Ci sono undici punti percentuali di differenza. In altri termini, metà delle donne italiane ancora non lavora. Va ancora peggio al Sud, dove la partecipazione femminile è ferma al 35,5%. Secondo l’ufficio studi dell’associazione di categoria, se in Italia si raggiungesse almeno il dato europeo di donne lavoratrici, avremmo 2,3 milioni di occupate in più. Tradotto: più ricchezza, più Pil. Lo Svimez, l’Associazione per lo sviluppo dell’industria nel Mezzogiorno, offre una lente di ingrandimento sui meccanismi che penalizzano le madri lavoratrici al Sud: una donna single senza figli nel Mezzogiorno ha un tasso di occupazione del 52,3%, il tasso scende al 41,5% nel caso di donne con figli di età compresa tra i 6 e i 17 anni e crolla al 37,8% per le madri con figli fino a 5 anni.

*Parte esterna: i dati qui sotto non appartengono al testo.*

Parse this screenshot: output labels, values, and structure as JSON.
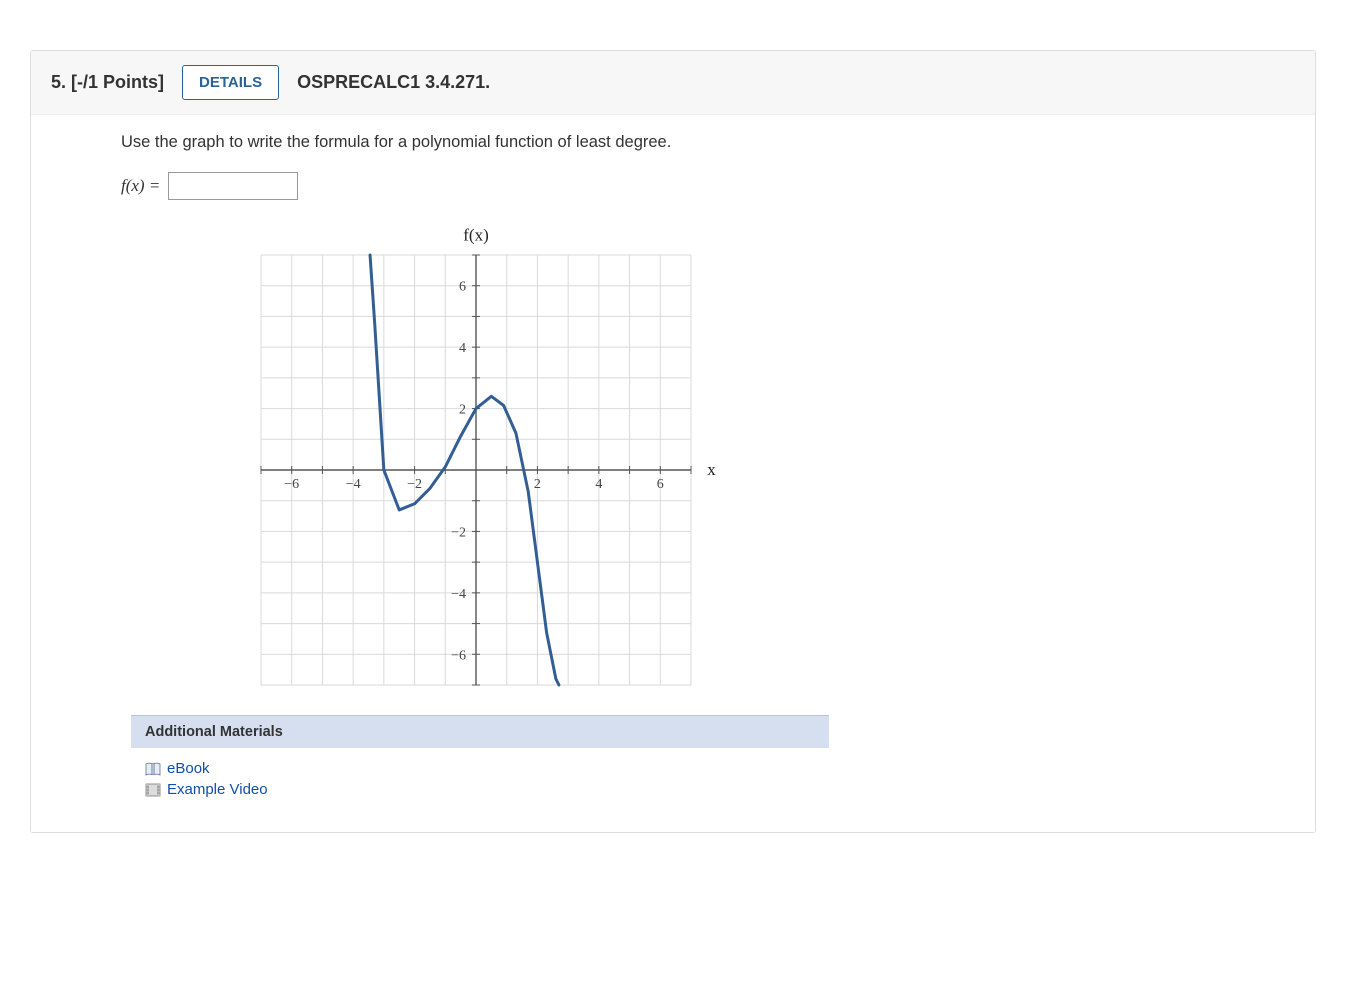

L’incrocio dei dati è eloquente: da una parte la partecipazione femminile al mondo del lavoro, in Italia, è timida rispetto ai numeri europei. Dall’altra, lo dimostra il dossier dell’Ispettorato nazionale, la maternità – o meglio la mancanza di servizi – incide ancora nel riportare le donne a casa. Soprattutto quando i figli sono piccoli: nel 58% dei casi le dimissioni arrivano da lavoratori/lavoratrici con un solo figlio o in attesa del primo figlio. La maggior parte delle dimissionarie (il 79,4% del totale) si colloca nella fascia di età tra i 29 e i 44 anni.
La relazione dell’ente pubblico parla esplicitamente di uno «sbilanciamento di genere di notevoli proporzioni» e del «radicamento sociale e stereotipale della funzione di cura come prettamente femminile». Se in famiglia devono esserci delle rinunce lavorative, gravano ancora sulla carriera delle madri e non dei padri.
Un’altra cifra conferma un luogo comune incrollabile: i nonni sono ancora il principale welfare familiare del Paese. Chi si è dimesso perché il lavoro non era compatibile con la cura dei figli motiva la scelta, nel 76% dei casi, con l’assenza di parenti di supporto nelle vicinanze. Nel quadro, si inseriscono anche differenze di classe sociale. In quasi il 93% dei casi, le donne dimissionarie ricoprono la qualifica di operaia o impiegata a causa della «diversa allocazione gerarchica di uomini e donne», scrive l’Ispettorato: un sistema «che vede le donne piu presenti ai livelli medio bassi della piramide organizzativa e poco presenti nelle posizioni decisionali».
I numeri sono stati pubblicati nella sostanziale indifferenza della politica. Commenta la senatrice Pd Cecilia D’Elia, portavoce nazionale della Conferenza delle donne democratiche: «I dati confermano che per le donne lavorare è difficile anche quando trovano un’occupazione perché non c’è condivisione del lavoro di cura, non ci sono servizi adeguati a sostegno della genitorialità».
Rilancia la collega ed ex sindacalista Susanna Camusso: «È il tempo non di commentare, ma di dare risposte concrete». Le due senatrici sono firmatarie di alcuni emendamenti alla legge di bilancio che guardano nello specifico all’occupazione femminile: «Riteniamo essenziale attuare il congedo paritario obbligatorio di cinque mesi, per condividere il lavoro di cura e non costringere le lavoratrici a conciliare con se stesse sacrificando progetti e obiettivi sul lavoro», spiega Camusso.
Un’altra proposta depositata dalle due parlamentari dem punta a introdurre una nuova norma che permetterebbe di prevenire le dimissioni «con percorsi di confronto/conciliazione presso gli uffici del lavoro per definire scegliere forme di flessibilità, anche incentivando le imprese che li scelgono».